How should I troubleshoot this issue?

| username: xfworld | Original post link

Compare the differences in table structures to see if simpler structured tables are more likely to be written normally.

| username: TiDBer_hJ6mZgS4 | Original post link

Does a simple table structure refer to having a small number of fields?

| username: xfworld | Original post link

No, the error that appears in the logs is quite rare
prewrite secondary key error

So, which ones can succeed? Which ones cannot succeed? You need to provide them and compare.

| username: TiDBer_hJ6mZgS4 | Original post link

We have multiple tasks, all of which execute SQL and write the results into their respective TiDB tables. Currently, the number of fields in each table varies from 20 to 80. We have observed that the tables that report errors do not always report errors; sometimes retrying a few times will succeed. However, recently the frequency of errors and retries has increased, and yesterday there were two tables that consistently reported errors and could not pass even after retries.

Additionally, I would like to ask if we should start from the root cause that leads to the prewrite secondary key error:
org.tikv.common.region.RegionStoreClient.prewrite(RegionStoreClient.java:486)

org.tikv.shade.io.grpc.stub.ClientCalls.blockingUnaryCall(ClientCalls.java:175)
An exception occurs here:
org.tikv.shade.io.grpc.StatusRuntimeException: UNIMPLEMENTED
Could this be related to the TiKV server status or some metrics?

| username: xfworld | Original post link

The prewrite secondary key error means the write operation completely failed.

Generally, writing involves two steps:
primary key write
secondary key write

to satisfy the control and management of the distributed transaction commit process. If the transaction fails, it will roll back, and there won’t be an error feedback…
It seems like either the region has an issue or the TiKV node has a problem. You’ll need to investigate this yourself.

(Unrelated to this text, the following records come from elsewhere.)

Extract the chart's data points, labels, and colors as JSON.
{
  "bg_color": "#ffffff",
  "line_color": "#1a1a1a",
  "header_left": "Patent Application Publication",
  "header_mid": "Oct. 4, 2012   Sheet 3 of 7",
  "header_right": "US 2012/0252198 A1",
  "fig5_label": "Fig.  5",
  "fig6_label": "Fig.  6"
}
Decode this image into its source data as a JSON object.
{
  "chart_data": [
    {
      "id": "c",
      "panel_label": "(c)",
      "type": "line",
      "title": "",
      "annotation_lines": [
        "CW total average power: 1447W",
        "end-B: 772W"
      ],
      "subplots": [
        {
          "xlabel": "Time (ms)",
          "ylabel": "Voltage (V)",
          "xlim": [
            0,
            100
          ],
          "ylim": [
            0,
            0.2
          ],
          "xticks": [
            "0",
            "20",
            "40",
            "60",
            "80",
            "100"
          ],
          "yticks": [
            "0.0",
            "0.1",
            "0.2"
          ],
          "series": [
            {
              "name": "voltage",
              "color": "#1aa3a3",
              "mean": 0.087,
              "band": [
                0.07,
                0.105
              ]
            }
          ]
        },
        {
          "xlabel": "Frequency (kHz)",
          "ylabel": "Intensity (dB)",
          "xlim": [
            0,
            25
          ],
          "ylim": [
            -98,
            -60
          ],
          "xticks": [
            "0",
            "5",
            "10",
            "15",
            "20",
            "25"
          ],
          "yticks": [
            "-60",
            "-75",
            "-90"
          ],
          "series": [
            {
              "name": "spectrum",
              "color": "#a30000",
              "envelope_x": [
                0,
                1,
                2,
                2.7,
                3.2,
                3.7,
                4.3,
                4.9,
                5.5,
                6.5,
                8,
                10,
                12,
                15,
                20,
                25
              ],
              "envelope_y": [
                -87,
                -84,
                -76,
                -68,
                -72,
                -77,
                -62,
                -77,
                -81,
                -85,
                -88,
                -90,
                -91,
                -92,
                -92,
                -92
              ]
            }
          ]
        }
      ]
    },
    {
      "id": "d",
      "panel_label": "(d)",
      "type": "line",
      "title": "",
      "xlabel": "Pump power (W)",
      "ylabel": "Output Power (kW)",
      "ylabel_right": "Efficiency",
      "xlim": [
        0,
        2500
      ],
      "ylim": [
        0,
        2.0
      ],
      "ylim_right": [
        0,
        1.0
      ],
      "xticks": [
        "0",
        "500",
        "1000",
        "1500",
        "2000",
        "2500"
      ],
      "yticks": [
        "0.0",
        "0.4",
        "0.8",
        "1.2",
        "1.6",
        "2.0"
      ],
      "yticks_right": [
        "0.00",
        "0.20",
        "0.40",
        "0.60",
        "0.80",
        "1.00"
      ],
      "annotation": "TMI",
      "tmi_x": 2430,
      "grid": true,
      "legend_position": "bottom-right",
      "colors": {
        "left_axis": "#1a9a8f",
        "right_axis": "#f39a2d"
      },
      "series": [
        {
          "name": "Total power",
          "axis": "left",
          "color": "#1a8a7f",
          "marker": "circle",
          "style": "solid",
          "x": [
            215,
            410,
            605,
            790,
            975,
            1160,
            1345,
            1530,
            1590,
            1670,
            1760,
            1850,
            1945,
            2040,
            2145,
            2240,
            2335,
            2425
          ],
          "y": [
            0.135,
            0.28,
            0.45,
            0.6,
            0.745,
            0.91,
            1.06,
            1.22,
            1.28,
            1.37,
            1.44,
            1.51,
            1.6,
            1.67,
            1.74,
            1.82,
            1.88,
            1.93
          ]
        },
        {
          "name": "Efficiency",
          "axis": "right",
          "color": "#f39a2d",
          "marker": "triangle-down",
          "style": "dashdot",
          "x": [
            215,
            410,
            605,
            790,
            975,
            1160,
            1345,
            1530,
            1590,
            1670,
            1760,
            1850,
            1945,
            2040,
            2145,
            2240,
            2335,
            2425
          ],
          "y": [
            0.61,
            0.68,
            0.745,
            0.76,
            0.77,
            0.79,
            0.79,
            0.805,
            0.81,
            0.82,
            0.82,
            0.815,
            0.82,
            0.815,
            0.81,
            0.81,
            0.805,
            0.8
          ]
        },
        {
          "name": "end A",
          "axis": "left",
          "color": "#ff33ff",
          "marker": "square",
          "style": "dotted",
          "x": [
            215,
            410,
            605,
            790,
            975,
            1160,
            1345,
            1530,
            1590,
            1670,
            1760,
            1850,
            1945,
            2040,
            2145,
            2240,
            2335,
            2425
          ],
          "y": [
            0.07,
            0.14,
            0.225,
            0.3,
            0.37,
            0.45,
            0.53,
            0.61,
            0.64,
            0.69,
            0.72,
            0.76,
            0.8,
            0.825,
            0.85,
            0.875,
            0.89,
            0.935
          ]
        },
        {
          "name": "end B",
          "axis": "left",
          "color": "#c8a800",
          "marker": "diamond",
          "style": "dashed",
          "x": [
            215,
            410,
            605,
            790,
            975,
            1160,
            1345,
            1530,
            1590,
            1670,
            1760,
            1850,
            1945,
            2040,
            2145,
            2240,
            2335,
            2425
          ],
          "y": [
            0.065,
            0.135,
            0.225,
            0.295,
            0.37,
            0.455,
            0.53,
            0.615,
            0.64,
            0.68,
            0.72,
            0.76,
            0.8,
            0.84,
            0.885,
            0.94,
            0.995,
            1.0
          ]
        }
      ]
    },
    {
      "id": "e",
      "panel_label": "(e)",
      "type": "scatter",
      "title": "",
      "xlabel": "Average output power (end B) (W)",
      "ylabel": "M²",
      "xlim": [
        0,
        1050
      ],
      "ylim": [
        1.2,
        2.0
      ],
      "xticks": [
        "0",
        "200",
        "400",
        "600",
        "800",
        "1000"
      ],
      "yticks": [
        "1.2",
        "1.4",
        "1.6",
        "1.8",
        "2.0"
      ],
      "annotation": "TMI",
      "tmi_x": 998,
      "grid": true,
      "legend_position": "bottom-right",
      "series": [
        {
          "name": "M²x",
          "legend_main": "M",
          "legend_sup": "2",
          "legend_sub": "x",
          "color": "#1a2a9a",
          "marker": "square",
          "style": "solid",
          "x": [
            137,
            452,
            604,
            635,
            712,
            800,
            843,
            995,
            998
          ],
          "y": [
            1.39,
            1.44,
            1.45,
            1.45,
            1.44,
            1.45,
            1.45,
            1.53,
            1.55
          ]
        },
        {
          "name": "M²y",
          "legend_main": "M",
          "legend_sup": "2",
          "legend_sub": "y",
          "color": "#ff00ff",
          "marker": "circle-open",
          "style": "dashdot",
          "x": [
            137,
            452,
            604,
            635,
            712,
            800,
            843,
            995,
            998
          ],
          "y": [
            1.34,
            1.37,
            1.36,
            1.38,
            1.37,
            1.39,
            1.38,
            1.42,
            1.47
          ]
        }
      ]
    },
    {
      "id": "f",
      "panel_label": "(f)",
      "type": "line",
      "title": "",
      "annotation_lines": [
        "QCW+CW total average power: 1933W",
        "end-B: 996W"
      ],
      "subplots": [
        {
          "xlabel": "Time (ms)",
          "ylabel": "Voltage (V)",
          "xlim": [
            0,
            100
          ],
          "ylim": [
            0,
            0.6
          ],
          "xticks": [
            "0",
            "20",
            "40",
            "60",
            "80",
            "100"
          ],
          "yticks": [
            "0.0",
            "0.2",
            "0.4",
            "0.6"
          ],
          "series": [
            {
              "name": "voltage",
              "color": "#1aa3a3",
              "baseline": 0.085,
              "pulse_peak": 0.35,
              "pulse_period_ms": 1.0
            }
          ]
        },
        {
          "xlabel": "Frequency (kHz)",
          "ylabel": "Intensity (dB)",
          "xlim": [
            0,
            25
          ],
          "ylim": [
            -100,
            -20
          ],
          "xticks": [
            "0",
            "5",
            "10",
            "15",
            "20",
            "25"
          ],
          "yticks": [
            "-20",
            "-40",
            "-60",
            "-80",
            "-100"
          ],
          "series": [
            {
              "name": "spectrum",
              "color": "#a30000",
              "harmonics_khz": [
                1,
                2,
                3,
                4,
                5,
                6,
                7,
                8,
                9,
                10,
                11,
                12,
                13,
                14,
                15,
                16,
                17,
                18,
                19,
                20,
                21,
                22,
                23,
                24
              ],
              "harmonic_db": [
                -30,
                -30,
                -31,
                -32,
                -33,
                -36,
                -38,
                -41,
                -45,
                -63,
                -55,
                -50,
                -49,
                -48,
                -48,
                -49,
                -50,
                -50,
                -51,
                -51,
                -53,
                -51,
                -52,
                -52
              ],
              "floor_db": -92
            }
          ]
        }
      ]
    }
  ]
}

| username: TiDBer_hJ6mZgS4 | Original post link

The 2PC implementation of transaction writing, where a secondary key prewrite exception causes the data to not be written successfully, does not affect existing data, which is fine.

Are there any good ways to troubleshoot if there are exceptions in the region or TiKV?
I didn’t see any UNIMPLEMENTED related exception information in the TiKV logs.

| username: xfworld | Original post link

You can check through the cluster’s monitoring service, Grafana.

There are many metrics, and simple issues are easy to spot except for very complex performance problems.

But, no error logs in TiKV? Could it be due to poor compatibility of TiSpark with version 7.1.X?

I guess we need to check the update information on TiSpark’s GitHub to find out. Recently, GitHub has been inaccessible…

| username: TiDBer_hJ6mZgS4 | Original post link

Thank you, it might be related to compatibility with version 7.1.
Also, the TiSpark Git repository hasn’t been updated for a long time…

| username: xfworld | Original post link

Dizzy, if you want to use Spark, I suggest using version 6.5.X.

| username: TiDBer_hJ6mZgS4 | Original post link

Feedback: The error is caused by writing to a table that has a TiFlash replica.

The TiSpark datasource API uses org.tikv.txn.TwoPhaseCommitter from client-java for writing,
where the doPrewriteSecondaryKeysInBatchesWithRetry method, during the secondary key prewrite phase, groups the keys by region,
and writes the grouped data to each store corresponding to the region.
Since a TiFlash replica is configured, it attempts to write to the TiFlash store, but TiFlash does not support prewrite, resulting in a grpc request error org.tikv.shade.io.grpc.StatusRuntimeException: UNIMPLEMENTED

Verification as follows:

The solution is to skip writing if store.isTiFlash() is true.